Films noirs pour nuits blanches

Avant-Propos – Le cinéma de papa (Rémy, Ventura, Gabin dans Razzia sur la Chnouf) Le cinéma de papa, c’est ce qu’on dit péjorativement pour désigner les films qui ont précédé la Nouvelle vague, le cinéma des années 50, ses vedettes d’avant guerre (Fernandel, Bourvil, Jean Gabin) et les nouvelles (Jean Marais, Simone Signoret, Henri Vidal), […]

Films noirs pour nuits blanches

Avant-Propos – Le cinéma de papa

razzia sur la chnouf
(Rémy, Ventura, Gabin dans Razzia sur la Chnouf)

Le cinéma de papa, c’est ce qu’on dit péjorativement pour désigner les films qui ont précédé la Nouvelle vague, le cinéma des années 50, ses vedettes d’avant guerre (Fernandel, Bourvil, Jean Gabin) et les nouvelles (Jean Marais, Simone Signoret, Henri Vidal), des films bien léchés, fait en studio et empreint de « réalité psychologique ». Une certaine idée du cinéma que François Truffaut fait voler en éclat en 1954 dans un article des Cahiers du cinéma, remettant en cause le bien fondé d’un cinéma contre la bourgeoisie réalisé par des bourgeois, et d’un ennui progressif, presque étouffant de morosité. La réponse à cette critique, on la connaît bien, c’est le cinéma d’auteur et la Nouvelle vague – de la poésie dans le quotidien et de nouvelles techniques de production.
Mais ce dont je veux parler, c’est du film noir, le polar français, son genre et ses codes : Le pessimisme passé sous vitriol, ses héros cyniques et violents qui règlent leurs problèmes à coup de flingues. Ce dont je veux causer, c’est de l’histoire de ce genre, de sa naissance à sa presque mort, du cinéma de Papa en passant par la Nouvelle vague.

Le terme est né en Amérique, avec des films comme Le Faucon Maltais, mais il a rapidement trouvé son équivalent en France avec la réalisation de Pépé le Moko de Julien Duvivier en 1937, qui offrait alors à Jean Gabin un succès populaire éclatant. Le film, inspiré par Scarface, aura droit à son remake Américain l’année suivante. C’est dire si le genre est partagé entre les pays et s’il est difficile d’en reconnaître la paternité.
Revenons à nos moutons : Le film noir, en France, prend de l’ampleur avec l’adaptation des romans de la collection Série Noire, il a ses chefs de fil, ses réalisateurs cultes : Marcel Carné, Louis Malle, Georges Lautner, Henri Verneuil, Alain Corneau.
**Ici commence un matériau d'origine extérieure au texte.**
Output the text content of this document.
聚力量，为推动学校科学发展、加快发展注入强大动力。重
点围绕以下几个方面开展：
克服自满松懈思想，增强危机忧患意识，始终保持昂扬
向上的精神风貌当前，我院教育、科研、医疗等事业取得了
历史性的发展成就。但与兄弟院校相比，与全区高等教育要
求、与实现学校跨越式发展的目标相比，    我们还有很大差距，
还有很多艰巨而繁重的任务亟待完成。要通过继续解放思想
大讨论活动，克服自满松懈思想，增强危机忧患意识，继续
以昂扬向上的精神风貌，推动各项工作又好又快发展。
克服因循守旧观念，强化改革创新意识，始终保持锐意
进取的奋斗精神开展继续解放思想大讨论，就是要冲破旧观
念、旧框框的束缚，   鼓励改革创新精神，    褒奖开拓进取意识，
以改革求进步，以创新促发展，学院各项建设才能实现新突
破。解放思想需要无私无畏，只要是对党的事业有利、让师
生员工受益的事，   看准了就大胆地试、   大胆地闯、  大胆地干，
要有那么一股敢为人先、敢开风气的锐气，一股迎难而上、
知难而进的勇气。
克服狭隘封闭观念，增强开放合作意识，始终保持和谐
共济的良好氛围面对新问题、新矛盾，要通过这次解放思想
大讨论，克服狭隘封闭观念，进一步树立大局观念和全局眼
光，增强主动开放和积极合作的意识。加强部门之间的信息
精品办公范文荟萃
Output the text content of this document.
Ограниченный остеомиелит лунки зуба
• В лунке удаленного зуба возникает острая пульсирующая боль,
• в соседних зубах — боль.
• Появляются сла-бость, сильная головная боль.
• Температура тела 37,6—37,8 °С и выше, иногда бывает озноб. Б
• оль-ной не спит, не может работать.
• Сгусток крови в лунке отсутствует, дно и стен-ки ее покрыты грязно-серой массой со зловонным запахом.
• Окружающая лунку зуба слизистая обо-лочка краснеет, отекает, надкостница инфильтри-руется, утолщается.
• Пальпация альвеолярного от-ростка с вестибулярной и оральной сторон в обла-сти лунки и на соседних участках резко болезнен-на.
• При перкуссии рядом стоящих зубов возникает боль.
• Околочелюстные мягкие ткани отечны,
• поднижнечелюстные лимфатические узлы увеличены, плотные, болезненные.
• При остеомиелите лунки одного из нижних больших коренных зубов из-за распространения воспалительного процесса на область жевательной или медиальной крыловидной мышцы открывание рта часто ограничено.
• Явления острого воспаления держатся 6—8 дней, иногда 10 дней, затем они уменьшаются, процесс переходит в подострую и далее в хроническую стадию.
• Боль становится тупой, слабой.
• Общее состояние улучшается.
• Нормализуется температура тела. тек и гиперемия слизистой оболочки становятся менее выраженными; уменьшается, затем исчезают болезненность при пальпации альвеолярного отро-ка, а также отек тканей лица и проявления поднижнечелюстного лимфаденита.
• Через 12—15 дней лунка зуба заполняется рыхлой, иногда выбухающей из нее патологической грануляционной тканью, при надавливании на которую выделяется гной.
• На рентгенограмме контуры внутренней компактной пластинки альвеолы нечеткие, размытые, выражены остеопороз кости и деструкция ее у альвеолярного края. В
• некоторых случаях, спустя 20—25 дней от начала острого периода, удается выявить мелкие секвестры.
Ses acteurs cultes : Jean Gabin, Lino Ventura, Alain Delon, Patrick Dewaere, et j’ai envie de dire, son dialoguiste : L’inimitable Michel Audiard.

Qu’est-ce qu’un polar ?


(Patrick Dewaere et Marie Trintignant dans Série Noire)

Selon moi, le film noir à plusieurs points de vue :
– Celui du flic charismatique et désabusé, en quête de justice quitte à devoir la faire lui même, pas de doute à avoir, c’est un polar : Imper beige, manurhin 357 magnum, cigarette au coin des lèvres, jazz, bavures et traversées de Paris au coeur de la nuit. (Adieu Poulet de Granier-Deferre avec Dewaere et Ventura, Le Pacha de Georges Lautner avec Gabin)
– Celui du gangster, souvent en cavale ou sur un coup, (« quand on parle pognon, à partir d’un certain chiffre tout le monde écoute » écrivait Audiard), parfois de mèches avec la police, ou cherchant vengeance. (Les Valseuses de Bertrand Blier)
– Celui d’un type normal, quelque peu esseulé, avec ses tracas quotidiens, qu’une rencontre ou un événement va bouleverser et qui va plonger dans le drame ou souvent le subir. (Série Noire d’Alain Corneau)

Tous les films se rejoignent sur la même base, une histoire centrée sur un rôle principal, un acteur charismatique, à la gouaille et la tronche reconnaissable entre mille. Si le film noir est pessimiste, il est aussi minable, proche du pathétique à bien des moments, laissant son héros seul avec ses angoisses, à bout de nerf et traînant sa fatigue. Parfois drôle malgré lui, doté d’humour noir, on se prend de compassion pour ces types imbuvables et violents qu’on aimerait pourtant ne pas rencontrer. Voilà sur quoi repose tout bon film noir : l’homme en bout de course et prêt à tout pour s’en sortir, quitte à en mourir.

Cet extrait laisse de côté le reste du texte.